得到了我的小机械化代码:
br.open('http://tumblr.com/customize');
print br.response().read()
print br.form['edit_tumblelog[cname]'] # there definitely is edit_tumblelog
# and br.form['edit_tumblelog[enable_cname]'] works fine
输出:
...
<br/>
<input type="text" class="text_field" style="width:275px; min-width:0px;
margin:6px 0px; border:solid 1px #d2d2d2;
"
name="cname" id="cname"
onchange="form_changed = true;"
value="blog.yay.com"
/>
...
Traceback (most recent call last):
File "/tmp/temp_textmate.W6p5gh", line 51, in <module>
print br.form['edit_tumblelog[cname]']
File "/Library/Python/2.6/site-packages/ClientForm-0.2.10-py2.6.egg/ClientForm.py", line 2891, in __getitem__
File "/Library/Python/2.6/site-packages/ClientForm-0.2.10-py2.6.egg/ClientForm.py", line 3222, in find_control
File "/Library/Python/2.6/site-packages/ClientForm-0.2.10-py2.6.egg/ClientForm.py", line 3306, in _find_control
ClientForm.ControlNotFoundError: no control matching name 'edit_tumblelog[cname]'
我做错了什么?
答案 0 :(得分:8)
发现问题。
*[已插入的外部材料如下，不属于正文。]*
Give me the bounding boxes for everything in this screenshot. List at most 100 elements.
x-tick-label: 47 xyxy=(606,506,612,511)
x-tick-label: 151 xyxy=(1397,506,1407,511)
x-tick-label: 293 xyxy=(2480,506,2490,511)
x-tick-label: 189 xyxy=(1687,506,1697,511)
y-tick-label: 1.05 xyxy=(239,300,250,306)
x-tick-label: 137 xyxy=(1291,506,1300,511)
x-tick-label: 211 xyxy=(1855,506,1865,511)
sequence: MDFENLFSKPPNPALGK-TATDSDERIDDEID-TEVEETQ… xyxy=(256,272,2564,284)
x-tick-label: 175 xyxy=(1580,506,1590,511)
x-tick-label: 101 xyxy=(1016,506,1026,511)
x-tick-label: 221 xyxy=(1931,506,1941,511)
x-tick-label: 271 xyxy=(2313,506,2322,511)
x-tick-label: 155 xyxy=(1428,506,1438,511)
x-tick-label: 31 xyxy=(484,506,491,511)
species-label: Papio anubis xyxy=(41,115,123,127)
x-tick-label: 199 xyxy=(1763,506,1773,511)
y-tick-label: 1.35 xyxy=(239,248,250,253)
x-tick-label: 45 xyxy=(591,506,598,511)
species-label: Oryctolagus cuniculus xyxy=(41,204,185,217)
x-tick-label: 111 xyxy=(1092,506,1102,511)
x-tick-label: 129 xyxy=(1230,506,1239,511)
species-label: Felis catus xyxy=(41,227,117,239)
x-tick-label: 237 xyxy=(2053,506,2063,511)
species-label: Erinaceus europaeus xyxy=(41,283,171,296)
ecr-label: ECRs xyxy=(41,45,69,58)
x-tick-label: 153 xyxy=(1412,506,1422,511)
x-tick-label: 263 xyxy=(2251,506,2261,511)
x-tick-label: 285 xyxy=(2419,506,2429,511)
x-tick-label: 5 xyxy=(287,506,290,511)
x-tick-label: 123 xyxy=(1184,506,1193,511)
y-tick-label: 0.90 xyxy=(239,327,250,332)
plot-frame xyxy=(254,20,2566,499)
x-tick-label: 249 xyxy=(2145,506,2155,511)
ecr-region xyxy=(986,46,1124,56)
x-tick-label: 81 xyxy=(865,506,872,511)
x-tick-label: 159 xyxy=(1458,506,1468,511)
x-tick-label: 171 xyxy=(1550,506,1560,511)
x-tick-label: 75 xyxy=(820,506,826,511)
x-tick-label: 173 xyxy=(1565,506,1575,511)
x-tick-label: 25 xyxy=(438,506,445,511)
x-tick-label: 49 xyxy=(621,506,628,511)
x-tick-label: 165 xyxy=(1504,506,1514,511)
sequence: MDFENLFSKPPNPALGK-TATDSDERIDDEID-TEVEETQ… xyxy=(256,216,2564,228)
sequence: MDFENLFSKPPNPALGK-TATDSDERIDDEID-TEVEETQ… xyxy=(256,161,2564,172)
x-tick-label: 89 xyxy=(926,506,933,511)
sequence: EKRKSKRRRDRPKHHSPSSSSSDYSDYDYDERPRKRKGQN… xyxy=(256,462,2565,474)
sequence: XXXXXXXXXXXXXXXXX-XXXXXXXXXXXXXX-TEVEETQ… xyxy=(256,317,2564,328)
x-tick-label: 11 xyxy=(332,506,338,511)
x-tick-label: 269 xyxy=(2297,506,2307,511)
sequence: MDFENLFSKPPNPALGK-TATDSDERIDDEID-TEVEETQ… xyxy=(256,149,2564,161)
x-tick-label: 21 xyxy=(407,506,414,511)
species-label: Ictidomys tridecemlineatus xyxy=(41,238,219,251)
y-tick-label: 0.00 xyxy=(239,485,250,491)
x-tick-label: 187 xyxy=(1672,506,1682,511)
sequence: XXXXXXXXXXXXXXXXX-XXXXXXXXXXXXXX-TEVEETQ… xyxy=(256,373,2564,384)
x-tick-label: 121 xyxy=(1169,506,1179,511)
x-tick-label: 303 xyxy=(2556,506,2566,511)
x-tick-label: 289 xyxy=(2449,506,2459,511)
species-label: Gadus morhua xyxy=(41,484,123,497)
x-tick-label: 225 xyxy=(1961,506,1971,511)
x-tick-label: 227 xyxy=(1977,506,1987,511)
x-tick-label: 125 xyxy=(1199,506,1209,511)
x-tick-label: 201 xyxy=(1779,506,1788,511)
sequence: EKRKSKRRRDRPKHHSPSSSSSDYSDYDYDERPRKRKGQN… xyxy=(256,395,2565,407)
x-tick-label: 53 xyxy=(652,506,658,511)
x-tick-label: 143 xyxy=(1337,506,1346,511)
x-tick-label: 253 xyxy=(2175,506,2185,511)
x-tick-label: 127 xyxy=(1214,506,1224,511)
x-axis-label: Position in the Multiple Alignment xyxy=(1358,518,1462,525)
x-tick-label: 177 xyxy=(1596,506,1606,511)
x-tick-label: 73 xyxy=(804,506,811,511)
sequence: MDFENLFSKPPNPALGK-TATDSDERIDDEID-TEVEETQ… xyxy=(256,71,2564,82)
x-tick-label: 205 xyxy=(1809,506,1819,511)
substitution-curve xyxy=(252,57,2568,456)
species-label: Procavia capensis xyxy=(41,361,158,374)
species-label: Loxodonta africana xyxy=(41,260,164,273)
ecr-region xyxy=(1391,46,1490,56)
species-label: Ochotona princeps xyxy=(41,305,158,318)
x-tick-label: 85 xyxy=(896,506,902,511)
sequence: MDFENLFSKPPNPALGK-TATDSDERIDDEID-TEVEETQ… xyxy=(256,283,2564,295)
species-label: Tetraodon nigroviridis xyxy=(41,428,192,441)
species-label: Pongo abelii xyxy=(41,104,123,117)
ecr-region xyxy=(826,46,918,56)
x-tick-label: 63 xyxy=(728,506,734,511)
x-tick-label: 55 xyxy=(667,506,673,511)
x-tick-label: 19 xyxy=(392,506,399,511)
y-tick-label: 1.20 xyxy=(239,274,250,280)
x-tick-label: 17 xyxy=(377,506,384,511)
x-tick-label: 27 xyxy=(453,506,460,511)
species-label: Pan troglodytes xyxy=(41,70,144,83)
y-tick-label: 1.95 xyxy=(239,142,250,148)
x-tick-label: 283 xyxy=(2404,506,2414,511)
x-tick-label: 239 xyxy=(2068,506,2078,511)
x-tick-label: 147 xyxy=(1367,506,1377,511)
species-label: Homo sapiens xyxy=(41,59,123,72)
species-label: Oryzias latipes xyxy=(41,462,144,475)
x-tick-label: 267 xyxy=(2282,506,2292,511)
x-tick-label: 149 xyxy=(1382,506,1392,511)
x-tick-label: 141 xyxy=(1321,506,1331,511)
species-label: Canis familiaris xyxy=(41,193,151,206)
这是一个机械化HTML解析器中的一个错误,它会在<br/>
出现<br />
之后以某种方式忽略下一个标记。response = br.response()
response.set_data(response.get_data().replace("<br/>", "<br />")) #Python mechanize is broken, fixing it.
br.set_response(response)
正常工作。我的解决方案是手动替换那些:
re.sub()
显然,更好的解决方案是/>
{{1}}之前没有空格的所有标签。
答案 1 :(得分:6)
也许对任何人都有兴趣:
br=mechanize.Browser(factory=mechanize.RobustFactory())
这应解决HTML Parser的问题。